The event is expected to draw about 3,000 youth runners from across the country to Tom Sawyer Park.
The Country School students and Madison residents 7th Grader Tillie, 5th Grader Liv, and 3rd Grader Lexie Killam of Madison are all Country School students and will be joined in Louisville by schoolmates 4th Grader Harper Merrill and 3rd Grader Luke Ouellet. All five are members of the Litchfield Track Club Racing Team and they set personal records in the qualifying competition in Lake George, NY, by finishing among the top 30 athletes in their age brackets.
When not running and racing, Tillie, Liv, and Lexie play lacrosse and field hockey, condition off-season through Ninja training, and play musical instruments. They are part of the girls XC team that last year won the Connecticut State XC Championship and this year joined the Country School boys’ team in taking second place, defeating most of the public and private schools in Connecticut.
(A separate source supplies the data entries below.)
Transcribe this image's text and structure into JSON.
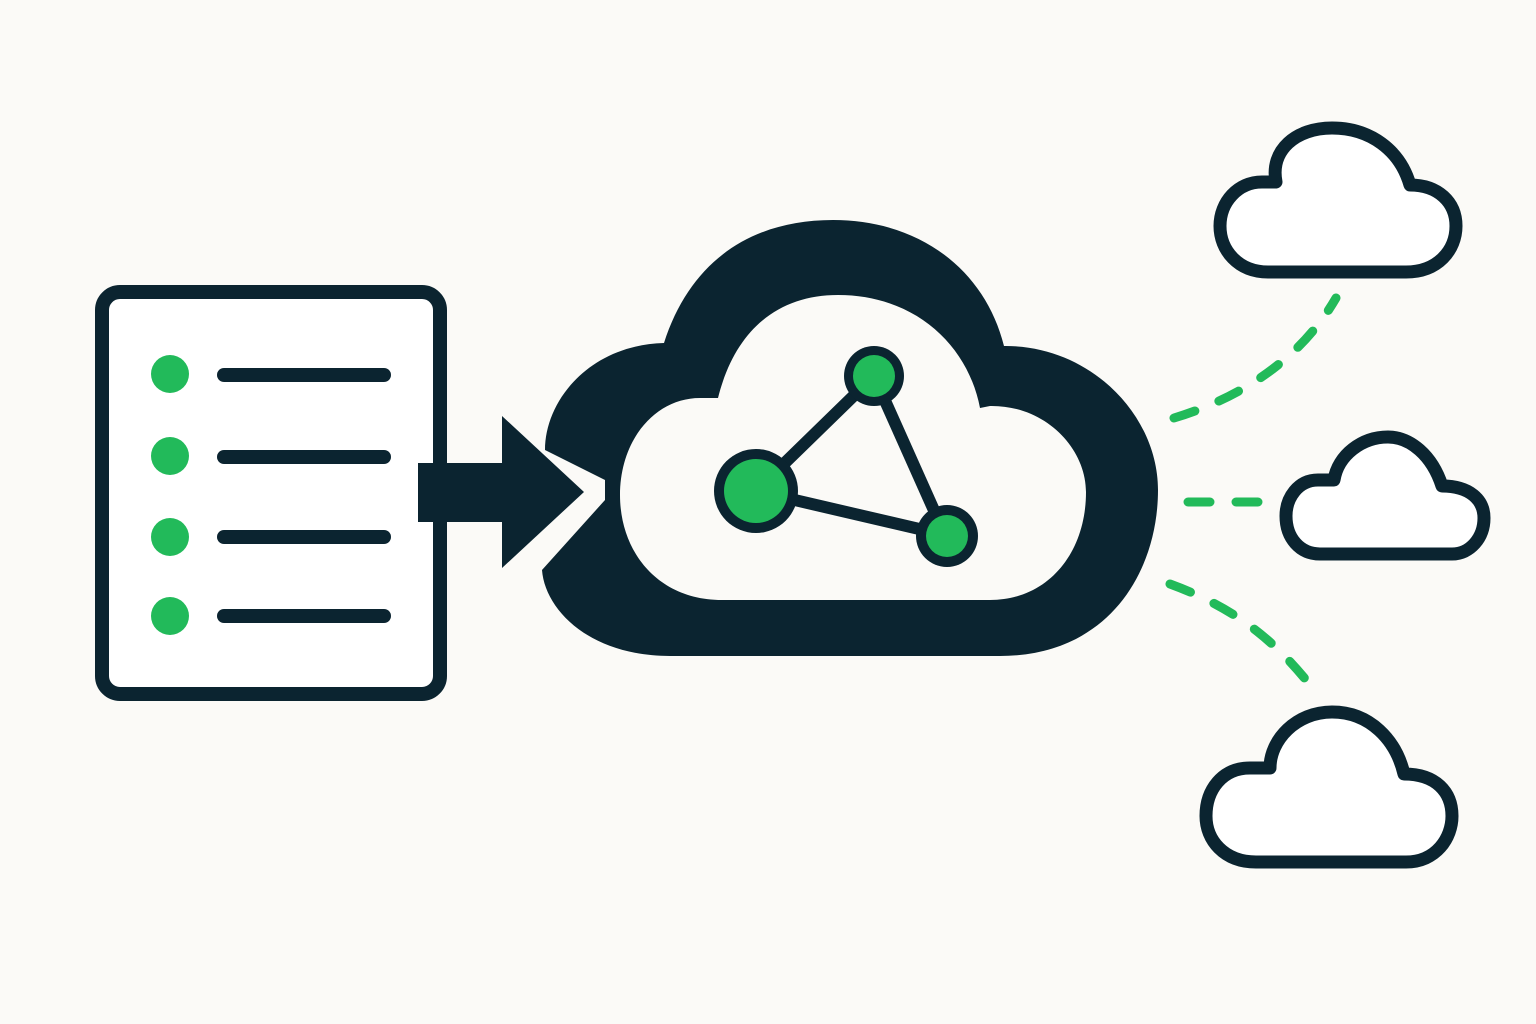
{
  "colors": {
    "background": "#FBFAF7",
    "ink": "#0B2430",
    "accent": "#22BA5A",
    "fill": "#FFFFFF"
  },
  "diagram": {
    "source": {
      "icon": "list-document-icon",
      "item_count": 4,
      "item_marker_color": "#22BA5A"
    },
    "connector": {
      "icon": "arrow-right-icon"
    },
    "hub": {
      "icon": "cloud-network-icon",
      "network_node_count": 3
    },
    "targets": {
      "icon": "cloud-outline-icon",
      "count": 3,
      "link_style": "dashed",
      "link_color": "#22BA5A"
    }
  }
}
Tillie, Liv, Lexie, Luke and Harper are part of The Country School’s successful running program that has sent more runners over the last decade to the National Junior Olympics (49), Connecticut Junior Olympics (149), and the Northeast Junior Olympics (132) than any other school in New England. The school’s optional cross country program begins in Kindergarten and has produced a national champion, a runner-up champion, and six All-Americans. Former Country School runners are racing at the high school and college levels, including varsity runners for such programs as Notre Dame and Holy Cross. Most are captains of their teams and, after having been recruited to colleges and universities, some have earned college scholarships.
The junior varsity and varsity and girls and boys are coached by three coaches. Their Head of School, John Fixx, son of Jim Fixx, the famous author who revolutionized running and road racing in the 1970s and 80s with the number one best selling book, The Complete Book of Running, and then its sequel, Jim Fixx’s Second Book of Running. Also coaching is history teacher and Director of Community Engagement Will McDonough. A gifted runner who still holds records throughout Vermont, Will captained his high school and Middlebury College’s teams. Impressively, Will has broken the 5:00 minute mile 22 years in a row. Rounding out the coaching team, is triathlete Adriana Castillo, the runners’ Spanish teacher, who brings her knowledge of pacing, training and recovery to her alert runners.
Where Premier running club coaches see their athletes maybe once a week and some communicate only by email and phone, Will, Adriana and John see their runners many times throughout the day on their small campus of 215 children from PreSchool-8th Grade. That proximity allows them as coaches to monitor the student-athletes’ moods, health, sleep patterns, recovery, and address any injuries or stress.
The goal of Country School’s cross country program is to have students learn to care for their health, enjoy the sport and team spirit, get faster as individuals, and eventually do their best running in high school, college and beyond. The coaches guard against runner burn-out and are always seeking that balance that pushes their athletes hard enough to gain satisfactory improvement but not to dread the sport. The kind of discipline and delayed gratification that cross country requires transfers well into the classroom, allowing students to push themselves to complete assignments, labs and papers even when fatigued.
Founded in 1955, The Country School serves students in PreSchool-Grade 8 on its 23-acre campus in Madison. The Country School honors students’ creativity, sense of wonder, and intellectual curiosity. The school’s integrated curriculum, successful athletics program, and robust arts program provide opportunities for character and leadership development.